Ok that’s it for now.

Mental preparation is key

The New Nurse basics: Introduce self. Discuss the goal for the day. Address concerns.

1. Introduce self
Patients and co-workers will work with you better when they know who to contact. Memorizing their names will be golden.

2. Discuss the goal for the day
Mental preparation is key. Patients will be ready for the next step. Co-workers can plan their time.

3. Address concerns

    Water? Bathroom?
    If time allows, address it yourself. If not, delegate to ancillary staff.
    Pain? Medications? Sleeping or breathing issue? Family questions?
    Try to solve concerns on your own. If there is any doubt, ask the charge nurse or nurse educator. If necessary, escalate the concern to the appropriate person.

Nursing: Medical Vs Lay Language Barrier

“He is going to draw your blood.”

“I don’t understand.”

2 minutes later… After my PCA already drew the patient’s blood, I thought about a different way to word it.

“He took your blood.”

“Oh!!”

When someone doesn’t understand something, it doesn’t mean he is confused. And it doesn’t mean you repeat the same thing over and over. Or try to pass it off as something that she won’t understand. It means that you have to use different wording to get your message across. And the wording should be in a way an average person would know.

Sometimes it’s difficult to switch from “speaking medical” to “speaking with patients”. But I feel that a fine balance between the two is essential to being a great nurse.

Write down the list of Qs you have for the MD

Last night, I had a patient who had several questions that I couldn’t answer and the house PA couldn’t answer. I asked her to write down her questions so that she was ready to address everything and so that she wouldn’t forget.

Her doctor came just as I was about to leave, and she thanked me for having that suggestion.


As for pain, it’s best to stay on top of the pain and not let it get out of control. Sometimes it’s better to go with something stronger. And narcotics aren’t addictive if you take it for pain at the hospital. It just becomes addictive if you start taking it all the time.

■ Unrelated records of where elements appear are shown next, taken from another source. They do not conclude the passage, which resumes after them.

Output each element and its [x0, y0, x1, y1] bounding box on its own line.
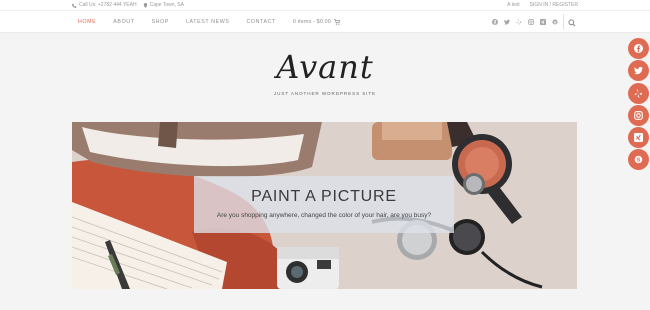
nav-item-home[interactable]: HOME — [78, 19, 96, 25]
facebook-icon[interactable] — [492, 19, 498, 25]
cart-link[interactable]: 0 items - $0.00 — [293, 19, 340, 25]
nav-divider — [563, 14, 564, 30]
facebook-icon — [634, 44, 643, 53]
header-social-links: S — [492, 11, 558, 33]
nav-item-contact[interactable]: CONTACT — [246, 19, 275, 25]
menu: HOME ABOUT SHOP LATEST NEWS CONTACT 0 it… — [78, 11, 340, 33]
share-yelp-button[interactable] — [628, 83, 649, 104]
nav-item-about[interactable]: ABOUT — [113, 19, 134, 25]
signin-link[interactable]: SIGN IN / REGISTER — [530, 2, 578, 8]
phone-info: Call Us: +2782 444 YEAH — [72, 2, 137, 8]
twitter-icon[interactable] — [504, 19, 510, 25]
yelp-icon[interactable] — [516, 19, 522, 25]
share-facebook-button[interactable] — [628, 38, 649, 59]
hero-title: PAINT A PICTURE — [251, 188, 397, 205]
svg-text:S: S — [554, 19, 557, 24]
site-tagline: JUST ANOTHER WORDPRESS SITE — [273, 91, 377, 96]
share-xing-button[interactable] — [628, 127, 649, 148]
yelp-icon — [634, 89, 643, 98]
skype-icon[interactable]: S — [552, 19, 558, 25]
hero-caption: PAINT A PICTURE Are you shopping anywher… — [194, 176, 454, 233]
share-instagram-button[interactable] — [628, 105, 649, 126]
share-skype-button[interactable]: S — [628, 149, 649, 170]
cart-icon — [333, 19, 340, 25]
nav-item-latest-news[interactable]: LATEST NEWS — [186, 19, 230, 25]
phone-icon — [72, 3, 77, 8]
cart-text: 0 items - $0.00 — [292, 19, 331, 25]
share-twitter-button[interactable] — [628, 60, 649, 81]
svg-text:S: S — [637, 158, 641, 164]
hero-text: Are you shopping anywhere, changed the c… — [216, 212, 432, 219]
contact-info: Call Us: +2782 444 YEAH Cape Town, SA — [72, 2, 184, 8]
search-icon — [568, 19, 576, 27]
instagram-icon — [634, 111, 643, 120]
nav-item-shop[interactable]: SHOP — [152, 19, 169, 25]
main-navigation: HOME ABOUT SHOP LATEST NEWS CONTACT 0 it… — [0, 10, 650, 33]
top-bar: Call Us: +2782 444 YEAH Cape Town, SA A … — [0, 0, 650, 10]
xing-icon — [634, 133, 643, 142]
skype-icon: S — [634, 155, 643, 164]
phone-text: Call Us: +2782 444 YEAH — [79, 2, 137, 8]
location-text: Cape Town, SA — [149, 2, 184, 8]
search-button[interactable] — [567, 16, 577, 28]
map-marker-icon — [143, 2, 147, 8]
text-link[interactable]: A text — [507, 2, 520, 8]
top-bar-links: A text SIGN IN / REGISTER — [507, 2, 578, 8]
xing-icon[interactable] — [540, 19, 546, 25]
site-logo[interactable]: Avant — [0, 48, 650, 86]
location-info: Cape Town, SA — [143, 2, 184, 8]
twitter-icon — [634, 66, 643, 75]
instagram-icon[interactable] — [528, 19, 534, 25]
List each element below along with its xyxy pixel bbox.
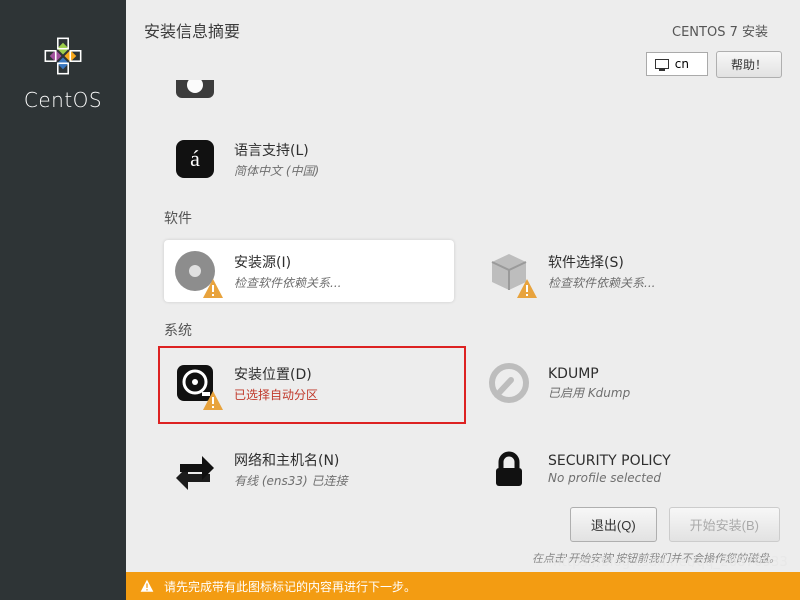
content: á 语言支持(L) 简体中文 (中国) 软件	[126, 80, 800, 497]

My second night alone went well. Had my first direct admission. Thankfully, he had all of his medications with him and his previous medication list was given by another hospital. That helped! Then I had two more transfers. The charge nurse spread them apart so that made it so much easier to handle. And they already received their night time medications so I only had to assess them (and of course write a note). I have to be so thankful for the PCA and CCP for helping!

The nurse educator was also helpful! It was another set of hands and eyes for me because I know that the charge nurse also had a lot on her plate with admissions!


What I’ll take away from tonight: Always try to help the others when I’m free. Ask questions and ask for help when I don’t know something.